Christians and Muslims in Early Medieval Italy by Berto Luigi Andrea;
Author:Berto, Luigi Andrea;
Language: eng
Format: epub
Publisher: Routledge
Predictions and prophesies
At the beginning of his religious experience in southern Italy, Elias the Younger gave moral support to the Byzantine soldiers and the inhabitants of Reggio Calabria by predicting the Christians’ victory over the Muslims and by telling them that God would fight for them.39 This is an exceptional case, however, because, in the Sicilian-Calabrian saints’ biographies, the predictions about the Saracen attacks are always connected to the theme of the impiety of the Christians, unable, because they were sinners, to understand the warnings of God’s messengers (several biblical prophets had the same experience). In this way it was also possible to justify the successes of Allah’s followers in a period in which they were invincible. Elias the Younger distinguished himself in these activities since his childhood. Emphasizing the foolishness of some Christians and the great number of sinners among them, his biographer recounts how, as a young man, the exactitude of his vaticinations earned him a reputation as a soothsayer and prophet of misfortunes, while his words were mocked in his old age.40 God let Saint Luke of Demenna (tenth century) know of a forthcoming Muslim attack upon Calabria, which the Lord was going to send to punish that region’s sinners.
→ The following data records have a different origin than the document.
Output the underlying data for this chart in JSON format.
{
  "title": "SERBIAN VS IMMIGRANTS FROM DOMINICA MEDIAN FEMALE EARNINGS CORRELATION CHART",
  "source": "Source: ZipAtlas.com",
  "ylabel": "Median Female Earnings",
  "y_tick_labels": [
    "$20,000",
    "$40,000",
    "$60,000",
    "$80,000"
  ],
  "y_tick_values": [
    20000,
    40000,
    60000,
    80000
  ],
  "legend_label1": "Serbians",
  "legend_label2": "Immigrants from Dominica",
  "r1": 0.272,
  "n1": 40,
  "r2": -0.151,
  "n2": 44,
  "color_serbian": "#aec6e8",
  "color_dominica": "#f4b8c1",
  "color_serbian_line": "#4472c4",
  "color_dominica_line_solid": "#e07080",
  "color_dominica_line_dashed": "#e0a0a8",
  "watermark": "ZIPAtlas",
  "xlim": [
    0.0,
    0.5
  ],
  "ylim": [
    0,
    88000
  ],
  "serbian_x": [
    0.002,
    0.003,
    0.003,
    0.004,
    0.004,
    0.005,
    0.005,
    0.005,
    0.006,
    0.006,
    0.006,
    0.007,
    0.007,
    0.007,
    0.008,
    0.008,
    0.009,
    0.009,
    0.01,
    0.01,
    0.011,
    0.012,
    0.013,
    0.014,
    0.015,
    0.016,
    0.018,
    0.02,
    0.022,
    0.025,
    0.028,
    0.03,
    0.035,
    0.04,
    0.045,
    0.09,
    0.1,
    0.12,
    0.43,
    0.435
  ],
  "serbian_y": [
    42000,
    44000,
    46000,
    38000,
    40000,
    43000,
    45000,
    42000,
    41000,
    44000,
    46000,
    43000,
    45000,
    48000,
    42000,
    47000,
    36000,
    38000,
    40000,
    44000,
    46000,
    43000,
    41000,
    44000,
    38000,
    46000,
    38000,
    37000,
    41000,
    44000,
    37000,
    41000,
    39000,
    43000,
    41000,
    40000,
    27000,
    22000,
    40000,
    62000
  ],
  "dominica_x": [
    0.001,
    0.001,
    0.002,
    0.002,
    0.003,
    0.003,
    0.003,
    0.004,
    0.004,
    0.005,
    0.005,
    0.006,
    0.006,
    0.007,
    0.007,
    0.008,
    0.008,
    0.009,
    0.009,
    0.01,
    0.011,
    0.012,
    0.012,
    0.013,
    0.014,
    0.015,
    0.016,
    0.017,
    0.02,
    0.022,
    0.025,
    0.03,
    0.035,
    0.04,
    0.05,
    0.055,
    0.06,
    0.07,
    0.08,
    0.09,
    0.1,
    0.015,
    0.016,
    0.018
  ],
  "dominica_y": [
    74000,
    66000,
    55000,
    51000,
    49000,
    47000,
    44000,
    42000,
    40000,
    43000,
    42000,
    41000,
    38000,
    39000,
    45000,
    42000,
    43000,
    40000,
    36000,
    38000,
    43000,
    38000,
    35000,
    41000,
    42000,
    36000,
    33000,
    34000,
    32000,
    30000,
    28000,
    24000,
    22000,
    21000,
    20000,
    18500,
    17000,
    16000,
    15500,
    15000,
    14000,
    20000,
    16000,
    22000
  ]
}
Nevertheless, unlike Elias the Younger, Luke did not reveal it to the Calabrians, and, believing that his prayers were useless, he left his cave and moved into a fortified center. Saint Neilos’s predictions were, on the other hand, addressed to specific individuals. Warning Bishop Blatton not to have any relationships with the Muslims, the saint foretold his death by the Saracens. To the Byzantine commander’s offer to build a church with the loot obtained from fighting Allah’s followers, Neilos replied that it was useless because the Muslims would destroy that building and devastate Calabria.41
In ca. 850, probably influenced by the crisis that the division of the Carolingian Empire and the ensuing civil war had provoked in western Europe, the Muslim incursion against Rome in 846, and the widespread corruption of the Ravennate clergy, the chronicler Agnellus of Ravenna predicted that many calamities would strike his city and the rest of Europe. In the first part of his vaticinations he did not say anything about the enemies who would pillage ‘the head of all’ and the neighboring cities. Mentioning other invaders coming from the sea, he adds that they were ‘ignorant of God’, and therefore it is possible that he was referring to the Vikings, who were devastating several parts of northwestern Europe in these years. On the contrary, in a following passage he states that the raiders would be the Muslims.
The people of the Agarens will rise from the east and will plunder the cities located in the seacoast, and there will not be anyone to get rid of them. For in all the regions of the earth there will be kings needy and desiring wealth, and they will oppress the peoples subject to them, and the empire of the Frankish Romans will perish, and kings will sit on the imperial throne.